Some highlights from this year’s Munich Security Conference

The Munich Security Conference, aka "Davos of Defense," takes place every year.

Some highlights from this year’s Munich Security Conference
United States Secretary of State Antony Blinken, Japanese Foreign Minister Yoshimasa Hayashi and South Korea Foreign Minister Park Jin, stand together during their meeting at the Munich Security Conference in Munich, February 18, 2023. Petr David Josek/Pool via REUTERS

The backstory: The Munich Security Conference, aka "Davos of Defense," takes place every year. From every (habited) continent come dozens of world leaders, generals, security experts and officials and diplomats to Germany for the three-day conference. Since the war in Ukraine started last year, the conflict has been expected to set the stage for this year's event. For the first time since the 90s, Russia didn't get an invite to the conference. The Iranian government also wasn't offered seats. Instead, opposition and exiled figures from those countries were invited.

The development: There were a few highlights at this year's Munich Security Conference. Ukrainian President Volodymyr Zelenskiy opened the conference, warning against war "fatigue" and also urging speed in Ukraine's fight against Russia's latest offensive. US Vice President Kamala Harris also spoke, accusing Russia of crimes against humanity in Ukraine. The US government is formally accusing Russia of committing war crimes. Chinese diplomat Wang Yi called for peace talks between Russia and Ukraine.

Additionally, an agreement was made for Europe to provide Ukraine with more weapons. German Defense Minister Boris Pistorius pushed for higher military spending for Europe and NATO. Outside of the conference itself, demonstrators gathered in anti-war protests. There were over a dozen demonstrations at Munich's Königsplatz, with tens of thousands of people from anti-NATO protestors to pacifists and pro-Kurdish activists staging their own displays.

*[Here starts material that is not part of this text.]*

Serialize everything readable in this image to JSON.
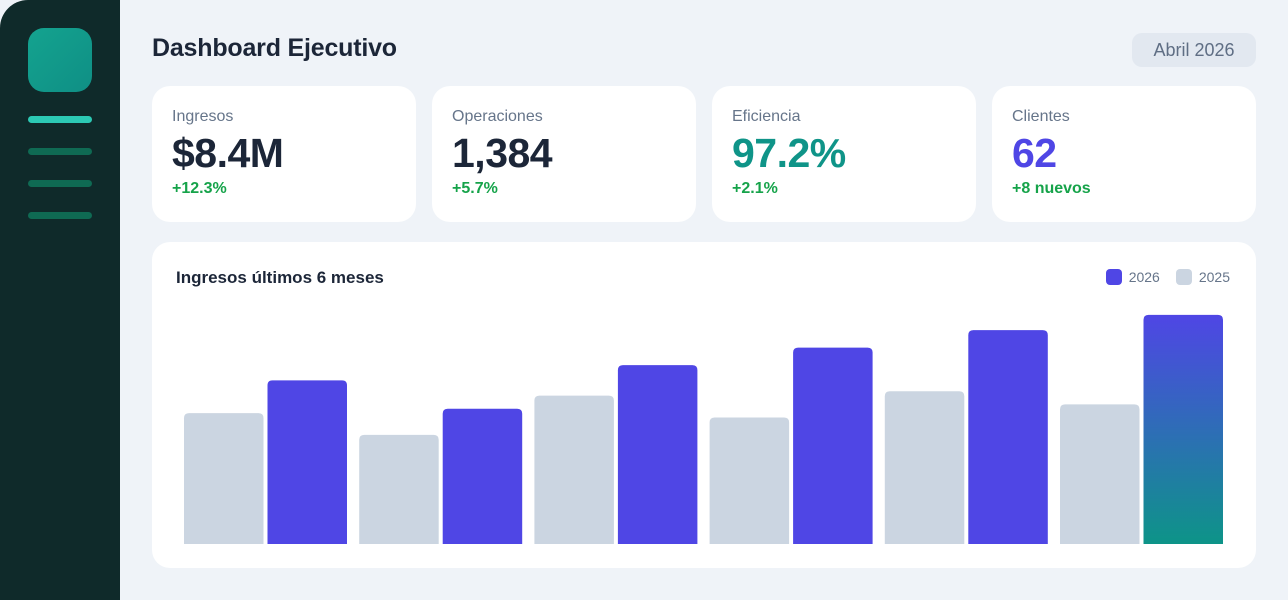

But, a pro-Ukraine rally was also held, calling for more military aid and support in Ukraine.

Key comments:

"It is not the time for dialogue because we have a Russia which has chosen war, which has chosen to intensify the war, and which has chosen to go as far as committing war crimes and attacking civilian infrastructure," said French president Emmanuel Macron.

"We reserve crimes against humanity determinations for the most egregious crimes," US Secretary of State, Antony Blinken, said in a statement released at the conference.

"The biggest risk of all is if Putin wins. If Putin wins in Ukraine, the message to him and other authoritarian leaders will be that they can use force to get what they want," said NATO Secretary General Jens Stoltenberg.